Continuo callejeando; participo de la vida y alegría que me rodean a cada paso; me detengo a conversar con vendedores avispados, tejedoras de alfombras que trabajan a las puertas de un taller o viejos artesanos. Encuentro una gran similitud con la descripción de la ciudad que nos regala Lawrence Durrell en su fascinante “Cuarteto de Alejandría”: una mezcla de belleza, desorden y reliquias; una tierra melancólica; urbe de cafés y minaretes; encuentro de culturas milenarias y civilizaciones; evocadora del saber más antiguo, que otorga a sus habitantes una personalidad única, exótica, diferente.




Foto: Marijo Grass



Por fin llego a Eminönü: el puerto principal y la zona más concurrida del lado europeo de Estambul, en el distrito de Fatih; antiguo epicentro de la ciudad amurallada de Constantinopla.
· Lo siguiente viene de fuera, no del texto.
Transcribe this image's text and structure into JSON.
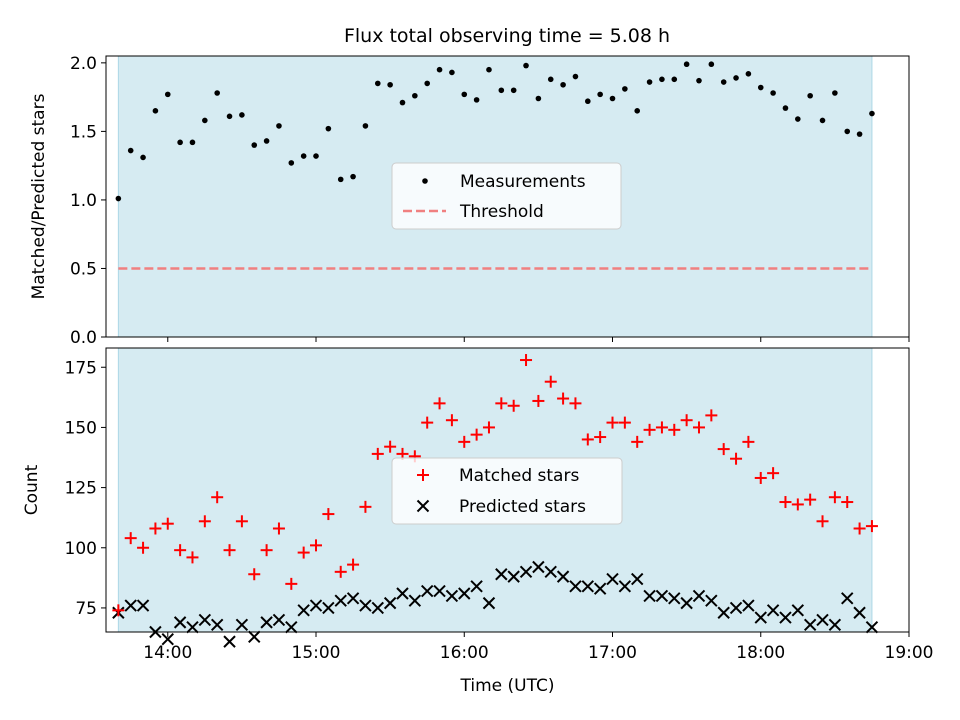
{
  "figure": {
    "title": "Flux total observing time = 5.08 h"
  },
  "colors": {
    "span": "#add8e6",
    "measurements": "#000000",
    "threshold": "#f08080",
    "matched": "#ff0000",
    "predicted": "#000000",
    "axes": "#000000"
  },
  "chart_data": [
    {
      "type": "scatter",
      "ylabel": "Matched/Predicted stars",
      "xlabel": "",
      "ylim": [
        0,
        2.05
      ],
      "yticks": [
        0.0,
        0.5,
        1.0,
        1.5,
        2.0
      ],
      "ytick_labels": [
        "0.0",
        "0.5",
        "1.0",
        "1.5",
        "2.0"
      ],
      "shaded_span": {
        "x_start": "13:40",
        "x_end": "18:45"
      },
      "legend": {
        "placement": "center",
        "entries": [
          "Measurements",
          "Threshold"
        ]
      },
      "threshold": {
        "name": "Threshold",
        "y": 0.5,
        "style": "dashed"
      },
      "series": [
        {
          "name": "Measurements",
          "marker": "dot",
          "x": [
            "13:40",
            "13:45",
            "13:50",
            "13:55",
            "14:00",
            "14:05",
            "14:10",
            "14:15",
            "14:20",
            "14:25",
            "14:30",
            "14:35",
            "14:40",
            "14:45",
            "14:50",
            "14:55",
            "15:00",
            "15:05",
            "15:10",
            "15:15",
            "15:20",
            "15:25",
            "15:30",
            "15:35",
            "15:40",
            "15:45",
            "15:50",
            "15:55",
            "16:00",
            "16:05",
            "16:10",
            "16:15",
            "16:20",
            "16:25",
            "16:30",
            "16:35",
            "16:40",
            "16:45",
            "16:50",
            "16:55",
            "17:00",
            "17:05",
            "17:10",
            "17:15",
            "17:20",
            "17:25",
            "17:30",
            "17:35",
            "17:40",
            "17:45",
            "17:50",
            "17:55",
            "18:00",
            "18:05",
            "18:10",
            "18:15",
            "18:20",
            "18:25",
            "18:30",
            "18:35",
            "18:40",
            "18:45"
          ],
          "y": [
            1.01,
            1.36,
            1.31,
            1.65,
            1.77,
            1.42,
            1.42,
            1.58,
            1.78,
            1.61,
            1.62,
            1.4,
            1.43,
            1.54,
            1.27,
            1.32,
            1.32,
            1.52,
            1.15,
            1.17,
            1.54,
            1.85,
            1.84,
            1.71,
            1.76,
            1.85,
            1.95,
            1.93,
            1.77,
            1.73,
            1.95,
            1.8,
            1.8,
            1.98,
            1.74,
            1.88,
            1.84,
            1.9,
            1.72,
            1.77,
            1.74,
            1.81,
            1.65,
            1.86,
            1.88,
            1.88,
            1.99,
            1.87,
            1.99,
            1.86,
            1.89,
            1.92,
            1.82,
            1.78,
            1.67,
            1.59,
            1.76,
            1.58,
            1.78,
            1.5,
            1.48,
            1.63
          ]
        }
      ]
    },
    {
      "type": "scatter",
      "ylabel": "Count",
      "xlabel": "Time (UTC)",
      "xlim": [
        "13:35",
        "19:00"
      ],
      "xticks": [
        "14:00",
        "15:00",
        "16:00",
        "17:00",
        "18:00",
        "19:00"
      ],
      "ylim": [
        65,
        183
      ],
      "yticks": [
        75,
        100,
        125,
        150,
        175
      ],
      "shaded_span": {
        "x_start": "13:40",
        "x_end": "18:45"
      },
      "legend": {
        "placement": "center",
        "entries": [
          "Matched stars",
          "Predicted stars"
        ]
      },
      "series": [
        {
          "name": "Matched stars",
          "marker": "plus",
          "x": [
            "13:40",
            "13:45",
            "13:50",
            "13:55",
            "14:00",
            "14:05",
            "14:10",
            "14:15",
            "14:20",
            "14:25",
            "14:30",
            "14:35",
            "14:40",
            "14:45",
            "14:50",
            "14:55",
            "15:00",
            "15:05",
            "15:10",
            "15:15",
            "15:20",
            "15:25",
            "15:30",
            "15:35",
            "15:40",
            "15:45",
            "15:50",
            "15:55",
            "16:00",
            "16:05",
            "16:10",
            "16:15",
            "16:20",
            "16:25",
            "16:30",
            "16:35",
            "16:40",
            "16:45",
            "16:50",
            "16:55",
            "17:00",
            "17:05",
            "17:10",
            "17:15",
            "17:20",
            "17:25",
            "17:30",
            "17:35",
            "17:40",
            "17:45",
            "17:50",
            "17:55",
            "18:00",
            "18:05",
            "18:10",
            "18:15",
            "18:20",
            "18:25",
            "18:30",
            "18:35",
            "18:40",
            "18:45"
          ],
          "y": [
            74,
            104,
            100,
            108,
            110,
            99,
            96,
            111,
            121,
            99,
            111,
            89,
            99,
            108,
            85,
            98,
            101,
            114,
            90,
            93,
            117,
            139,
            142,
            139,
            138,
            152,
            160,
            153,
            144,
            147,
            150,
            160,
            159,
            178,
            161,
            169,
            162,
            160,
            145,
            146,
            152,
            152,
            144,
            149,
            150,
            149,
            153,
            150,
            155,
            141,
            137,
            144,
            129,
            131,
            119,
            118,
            120,
            111,
            121,
            119,
            108,
            109
          ]
        },
        {
          "name": "Predicted stars",
          "marker": "x",
          "x": [
            "13:40",
            "13:45",
            "13:50",
            "13:55",
            "14:00",
            "14:05",
            "14:10",
            "14:15",
            "14:20",
            "14:25",
            "14:30",
            "14:35",
            "14:40",
            "14:45",
            "14:50",
            "14:55",
            "15:00",
            "15:05",
            "15:10",
            "15:15",
            "15:20",
            "15:25",
            "15:30",
            "15:35",
            "15:40",
            "15:45",
            "15:50",
            "15:55",
            "16:00",
            "16:05",
            "16:10",
            "16:15",
            "16:20",
            "16:25",
            "16:30",
            "16:35",
            "16:40",
            "16:45",
            "16:50",
            "16:55",
            "17:00",
            "17:05",
            "17:10",
            "17:15",
            "17:20",
            "17:25",
            "17:30",
            "17:35",
            "17:40",
            "17:45",
            "17:50",
            "17:55",
            "18:00",
            "18:05",
            "18:10",
            "18:15",
            "18:20",
            "18:25",
            "18:30",
            "18:35",
            "18:40",
            "18:45"
          ],
          "y": [
            73,
            76,
            76,
            65,
            62,
            69,
            67,
            70,
            68,
            61,
            68,
            63,
            69,
            70,
            67,
            74,
            76,
            75,
            78,
            79,
            76,
            75,
            77,
            81,
            78,
            82,
            82,
            80,
            81,
            84,
            77,
            89,
            88,
            90,
            92,
            90,
            88,
            84,
            84,
            83,
            87,
            84,
            87,
            80,
            80,
            79,
            77,
            80,
            78,
            73,
            75,
            76,
            71,
            74,
            71,
            74,
            68,
            70,
            68,
            79,
            73,
            67
          ]
        }
      ]
    }
  ]
}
La marabunta que sale o entra de los ferries, unida al tráfico desordenado y los innumerables puestos de comida ambulante, convierten esta zona en un caótico festival de ruido, color y aroma de sal.



Foto: Marijo Grass



Me dirijo al borde del agua; algunos pescan, otros descansan, comen, conversan. Descubro un tipo occidental, más o menos de mi edad, atractivo, aspirando con fuerza el aire del Bósforo y concentrando sus sentidos en la música que enmudecen los auriculares que lleva pegados a los oídos. Me sitúo cerca, curiosa. Descubro entre sus manos mi libro de Orham Pamuk. No puedo evitarlo, saco mi ejemplar, me siento a su lado y sonrío.